Train deep learning models on Apple Silicon.

How to train deep learning models on Apple Silicon GPU

Derrick Mwiti
Derrick Mwiti
3 min read

Table of Contents

Training deep learning models on GPUs is faster than training on the CPU, especially when training large image or language models. You can train deep learning models with GPUs on Apple Silicon devices.

To train deep learning models with GPU on Apple Silicon devices, you need to install the TensorFlow or PyTorch versions that are compatible with Apple Silicon devices. The next time you train a deep learning model, the training will be on the GPU by default.

Training deep learning models on Apple Silicon

In Apple Silicon rendering of advanced graphics in GPUs is done by Metal. The Metal framework gives apps direct access to GPU on Mac computers. You can leverage this framework to:

  • Render games in complex environments.
  • Process large datasets.
  • Video editing.
  • Training deep learning models on the GPU.
The Metal Performance Shaders framework provides a large library of optimized compute and rendering shaders that take advantage of each GPU’s unique hardware. The Metal Performance Shaders framework contains a collection of highly optimized compute and graphics shaders that are designed to integrate easily and efficiently into your Metal app. These data-parallel primitives are specially tuned to take advantage of the unique hardware characteristics of each GPU family to ensure optimal performance.

TensorFlow introduced the PluggableDevice architecture to enable the running of TensorFlow on new devices without changing TensorFlow code. The PluggableDevice architecture allows integration with new devices without changing TensorFlow core code.


Training TensorFlow deep learning networks on Apple Silicon is done through the PluggableDevice architecture. We, therefore, install the compatible TensorFlow version and the Tensorflow-metal PluggableDevice.

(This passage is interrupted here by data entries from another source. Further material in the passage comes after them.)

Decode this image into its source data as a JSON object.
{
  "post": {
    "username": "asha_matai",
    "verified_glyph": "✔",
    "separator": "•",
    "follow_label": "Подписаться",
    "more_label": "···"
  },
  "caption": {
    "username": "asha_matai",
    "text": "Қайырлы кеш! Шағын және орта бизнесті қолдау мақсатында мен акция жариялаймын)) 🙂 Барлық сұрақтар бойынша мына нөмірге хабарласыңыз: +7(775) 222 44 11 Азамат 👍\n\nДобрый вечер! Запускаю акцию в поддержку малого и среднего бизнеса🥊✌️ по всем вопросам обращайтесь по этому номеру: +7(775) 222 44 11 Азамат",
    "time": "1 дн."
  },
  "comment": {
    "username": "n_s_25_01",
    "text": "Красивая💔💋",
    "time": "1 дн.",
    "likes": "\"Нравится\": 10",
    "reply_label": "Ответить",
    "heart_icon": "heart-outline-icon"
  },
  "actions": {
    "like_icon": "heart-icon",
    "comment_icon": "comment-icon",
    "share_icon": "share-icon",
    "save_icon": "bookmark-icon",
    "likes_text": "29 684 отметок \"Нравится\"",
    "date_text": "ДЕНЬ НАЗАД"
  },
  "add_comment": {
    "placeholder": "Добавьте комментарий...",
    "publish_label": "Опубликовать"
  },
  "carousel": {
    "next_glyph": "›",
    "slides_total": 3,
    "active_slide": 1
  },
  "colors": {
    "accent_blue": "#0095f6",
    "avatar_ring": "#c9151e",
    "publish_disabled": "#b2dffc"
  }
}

Install Tensorflow-metal PluggableDevice

Let's walk through the installation instructions. Start by installing Conda and creating a virtual environment where TensorFlow will be installed. For this to work, ensure that you are using Python 3.8 or 3.9.

chmod +x ~/Downloads/
sh ~/Downloads/
source ~/miniforge3/bin/activate

Next, install the TensorFlow dependencies in this environment:

conda install -c apple tensorflow-deps

Install TensorFlow:

python -m pip install tensorflow-macos

Finally, install the tensorflow-metal plugin.

python -m pip install tensorflow-metal

You are now ready to train deep learning models on Apple Silicon with TensorFlow.

Train TensorFlow model on Apple Silicon GPU

After performing the above instructions, deep learning models will be trained by default on the GPU.

You can check the activity monitor to confirm that Python is using the GPU.


As of this writing, you must install the Preview (Nightly) build to train the PyTorch model on Apple Silicon GPUs. This will be stable in the PyTorch v1.12 release.

conda install pytorch torchvision  -c pytorch-nightly

To train PyTorch models on GPUs on Apple Silicon, set Metal Performance Shaders (MPS) as the backend.

device = torch.device("mps")
print(f"Using {device} device")
# Using mps device

Final thoughts

The repo below has example TensorFlow and PyTorch notebooks showing how to train deep learning models in Apple Silicon. Leave a comment below if you have any challenges setting up PyTorch and TensorFlow on Apple Silicon.

TensorFlow resources

Object detection with TensorFlow 2 Object detection API

How to create custom training loops in Keras

How to build CNN in TensorFlow(examples, code, and notebooks)

How to build artificial neural networks with Keras and TensorFlow

Open On GitHub

The Complete Data Science and Machine Learning Bootcamp on Udemy is a great next step if you want to keep exploring the data science and machine learning field.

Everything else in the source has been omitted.